Un respect fraternel pour celles et ceux qui se sont mobilisés pour Jean Bihina, mort brutalement et bizarrement sur l’autoroute d’Assilah. Grâce à la collecte de ses amis et sympathisants, il pourra reposer en paix dans son Cameroun natal qu’il avait pourtant décidé de quitter! Stéphanie Gaou nous raconte la suite de son histoire…
Le corps de Jean Bihina quittera la morgue demain matin (mercredi 23 février 2022), grâce au fantastique élan de générosité de la part de contributrices & contributeurs, sans qui rien n’aurait été possible et qui ont été touché(e)s, ému(e)s, révolté(e)s par son histoire.
Je ne peux m’empêcher de dire que le cas de Jean est loin d’être exceptionnel et que ce qui lui est arrivé redevient de plus en plus fréquent au Maroc : arrestations abusives, contrôles d’identités au faciès, refoulements dans des zones hostiles (autoroutes de nuit, désert, etc.) Il faut savoir que les personnes interpelées sont, bien entendu, innocentes et souvent même en possession de leur passeport (ce qui n’empêche en rien leur refoulement loin des centres urbains).
Les dossiers de régularisation sont bloqués au Maroc depuis 2018, sans aucune explication claire avancée par les autorités. Malgré les alertes lancées par les associations, il semblerait que rien ne soit fait concrètement pour régulariser les personnes qui souhaitent s’installer finalement ici ; et c’est pourtant ce qui est attendu du Maroc.
Des « Jean », il y a en a partout dans les villes, ils ont un talent, un savoir-faire, une expérience de vie, ils cherchent un travail, un logement, à éduquer du mieux possible leurs enfants, une vie digne. Ne cherchez pas à savoir pourquoi ils sont partis de chez eux. S’ils l’ont fait, ils ont leurs raisons. Personne ne devrait nous obliger à rester là où nous sommes arbitrairement nés.
Une liste des contributrices/contributeurs sera remise par mes soins à la famille de Jean Bihina au Cameroun.
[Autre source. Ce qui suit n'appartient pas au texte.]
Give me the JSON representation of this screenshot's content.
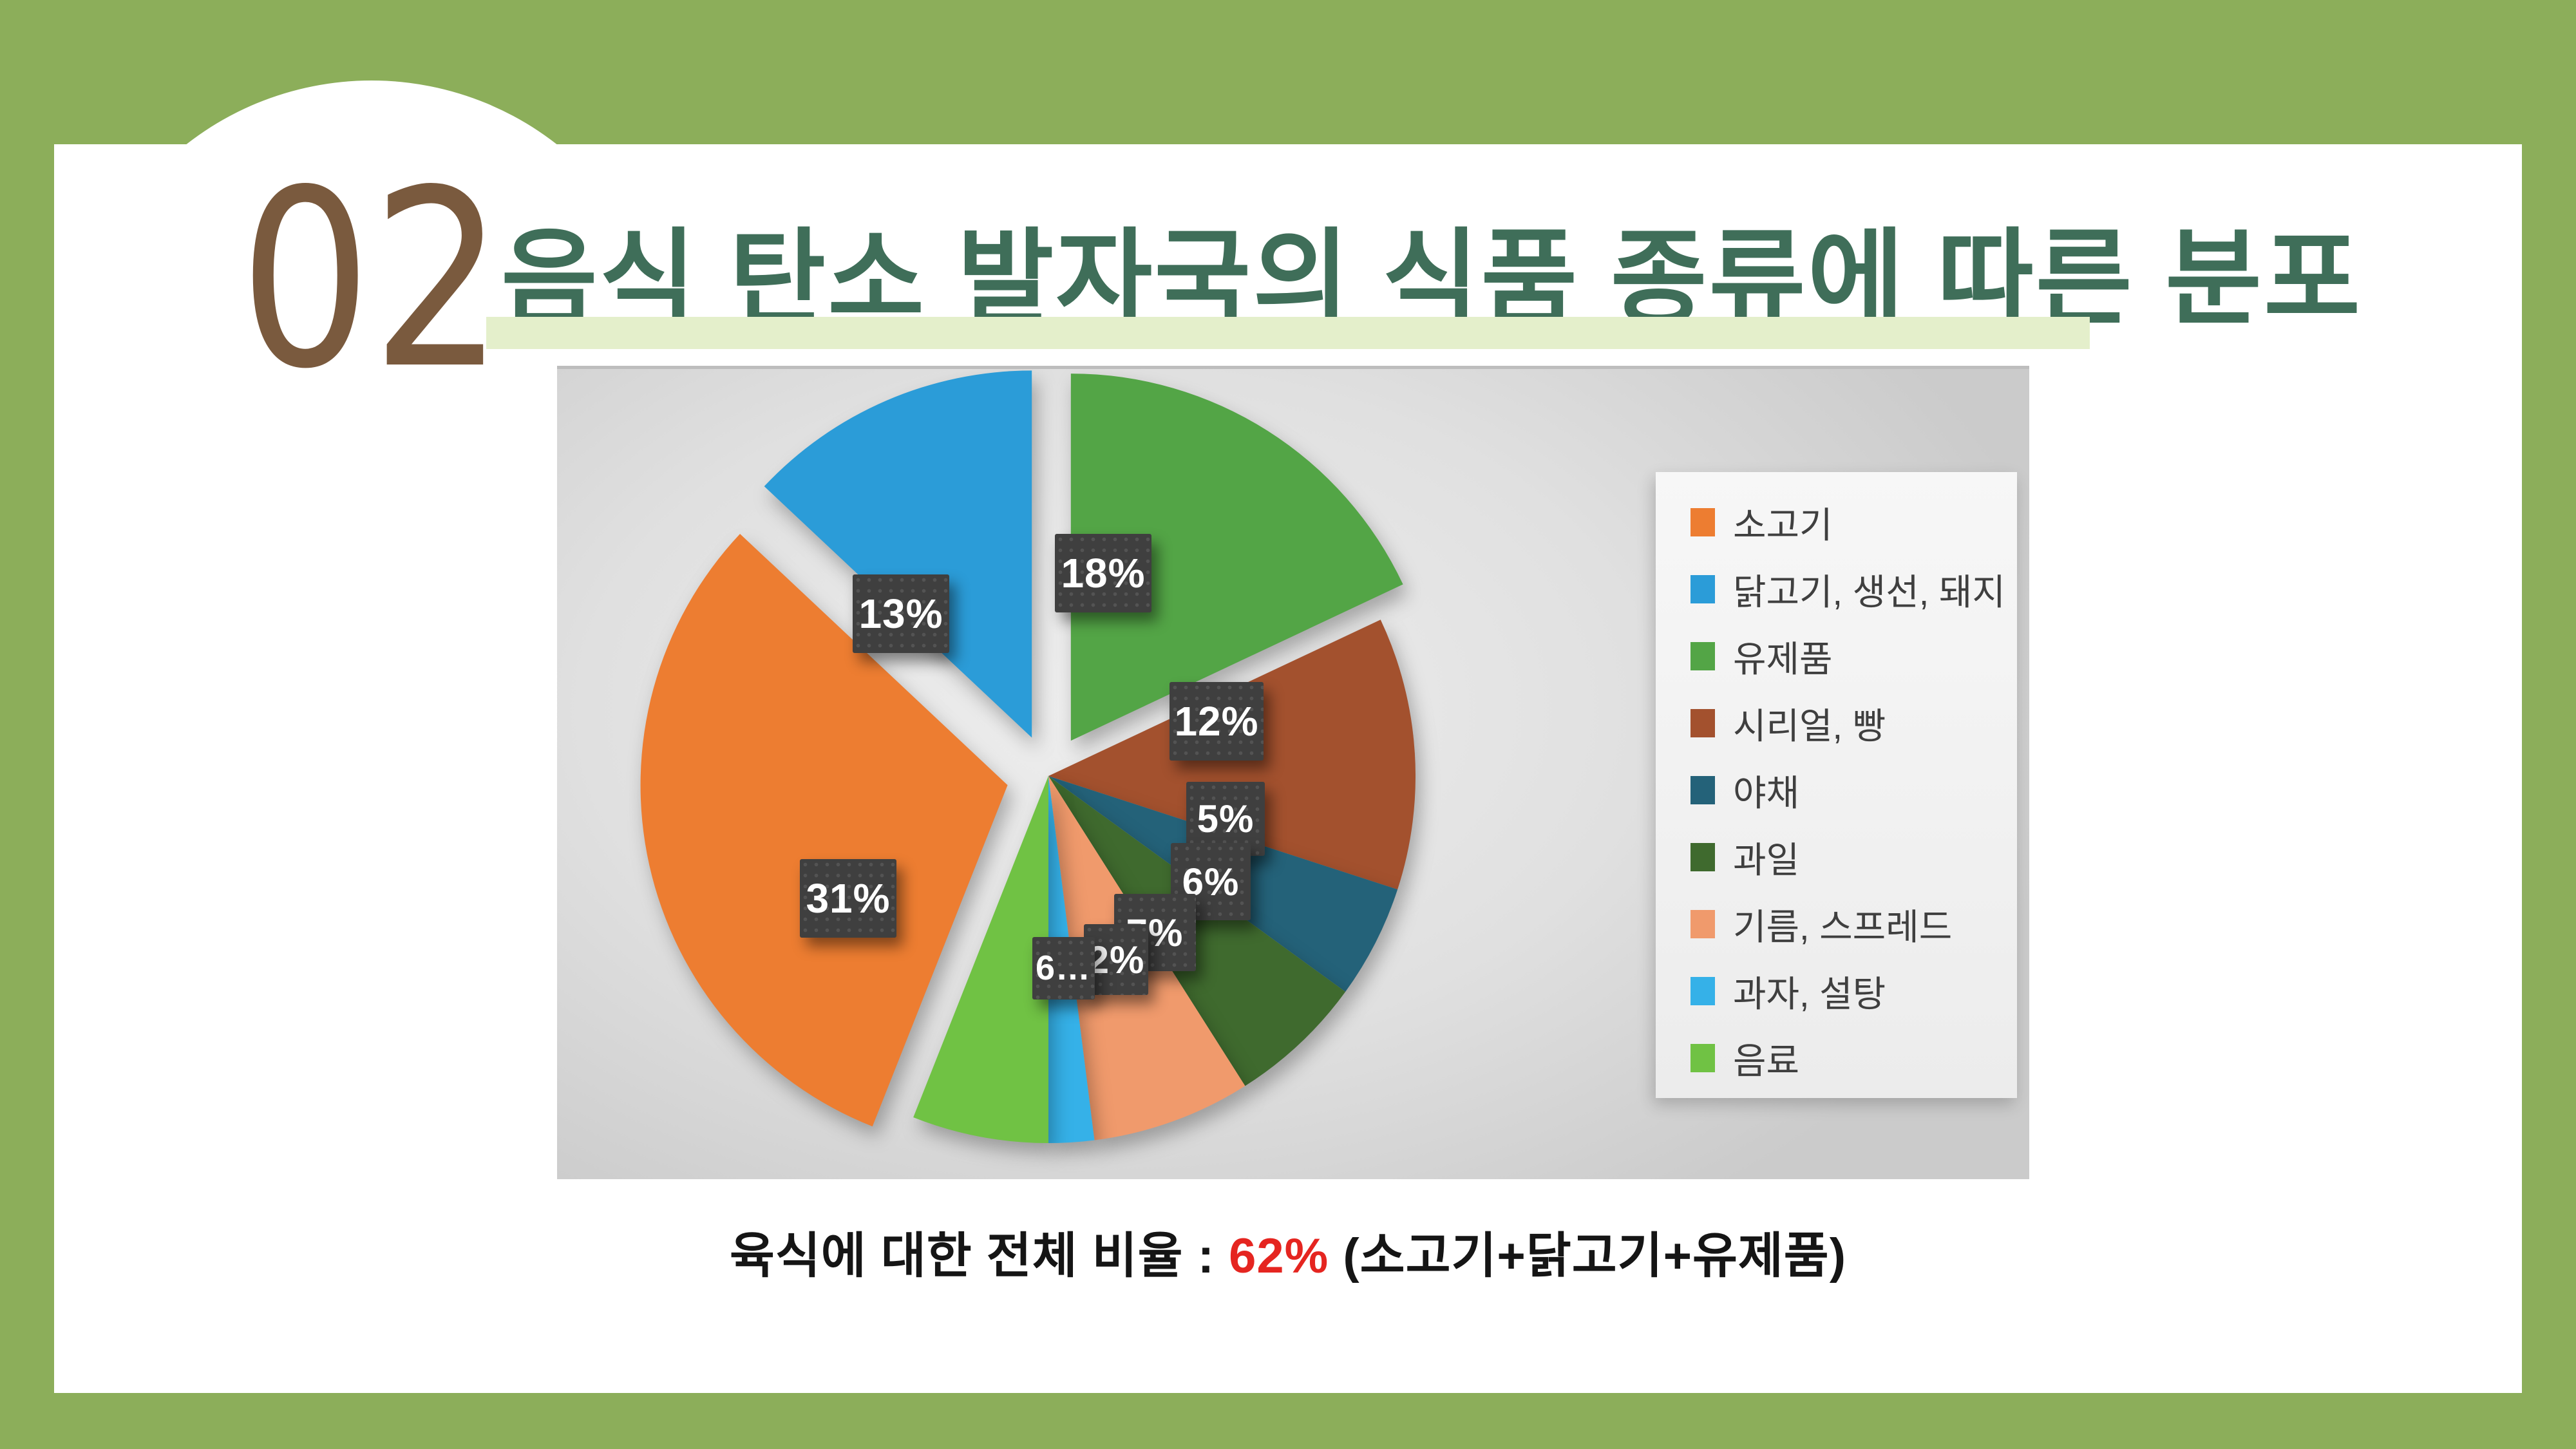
{
  "slide": {
    "number": "02",
    "title": "음식 탄소 발자국의 식품 종류에 따른 분포",
    "caption": {
      "prefix": "육식에 대한 전체 비율 : ",
      "highlight": "62%",
      "suffix": " (소고기+닭고기+유제품)"
    },
    "colors": {
      "border_green": "#8CAE5A",
      "title_green": "#3F6E59",
      "title_underline": "#E4EFCB",
      "section_number_brown": "#7A5A3E",
      "caption_highlight_red": "#E52520",
      "data_label_box": "#3F3F3F"
    }
  },
  "chart_data": {
    "type": "pie",
    "title": "",
    "categories": [
      "소고기",
      "닭고기, 생선, 돼지",
      "유제품",
      "시리얼, 빵",
      "야채",
      "과일",
      "기름, 스프레드",
      "과자, 설탕",
      "음료"
    ],
    "values": [
      31,
      13,
      18,
      12,
      5,
      6,
      7,
      2,
      6
    ],
    "displayed_labels": [
      "31%",
      "13%",
      "18%",
      "12%",
      "5%",
      "6%",
      "7%",
      "2%",
      "6…"
    ],
    "colors": [
      "#ED7D31",
      "#2B9CD8",
      "#53A546",
      "#A3512E",
      "#246279",
      "#3F6A2E",
      "#F09A6C",
      "#35B1E8",
      "#70C244"
    ],
    "exploded": [
      true,
      true,
      true,
      false,
      false,
      false,
      false,
      false,
      false
    ],
    "start_angle_deg": 201.6,
    "direction": "clockwise",
    "legend_position": "right",
    "grid": false
  }
}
Je ne pourrai pas me rendre sur place et je le regrette, mais toutes mes pensées sont avec eux, ainsi qu’avec sa compagne qui le pleure. Dans les jours prochains, je remercierai chacune et chacun en message privé.
Nous avons atteint la somme de 41.000 DHS. Les 38.000 DHS ont été versés aux pompes funèbres pour le rapatriement du corps. Les 3.000 DHS restants sont remis au cousin de Jean, Serge Guemou, qui s’est occupé de toutes les procédures administratives et juridiques.
D’autres personnes ont souhaité contribuer par la même occasion pour des actions concrètes de personnes en situation de migration (aide au logement, achat de médicaments, achats de meubles, etc). L’argent est déjà distribué à ceux qui sont dans le besoin. Un immense merci à toutes et tous.
Jean, qui nous manque déjà tant, rejoint sa terre natale mercredi. Lui qui disait toujours « On avance » a été stoppé dans son parcours.
Sa mémoire est là. Rien ne peut arrêter le souvenir. A toujours, Jean.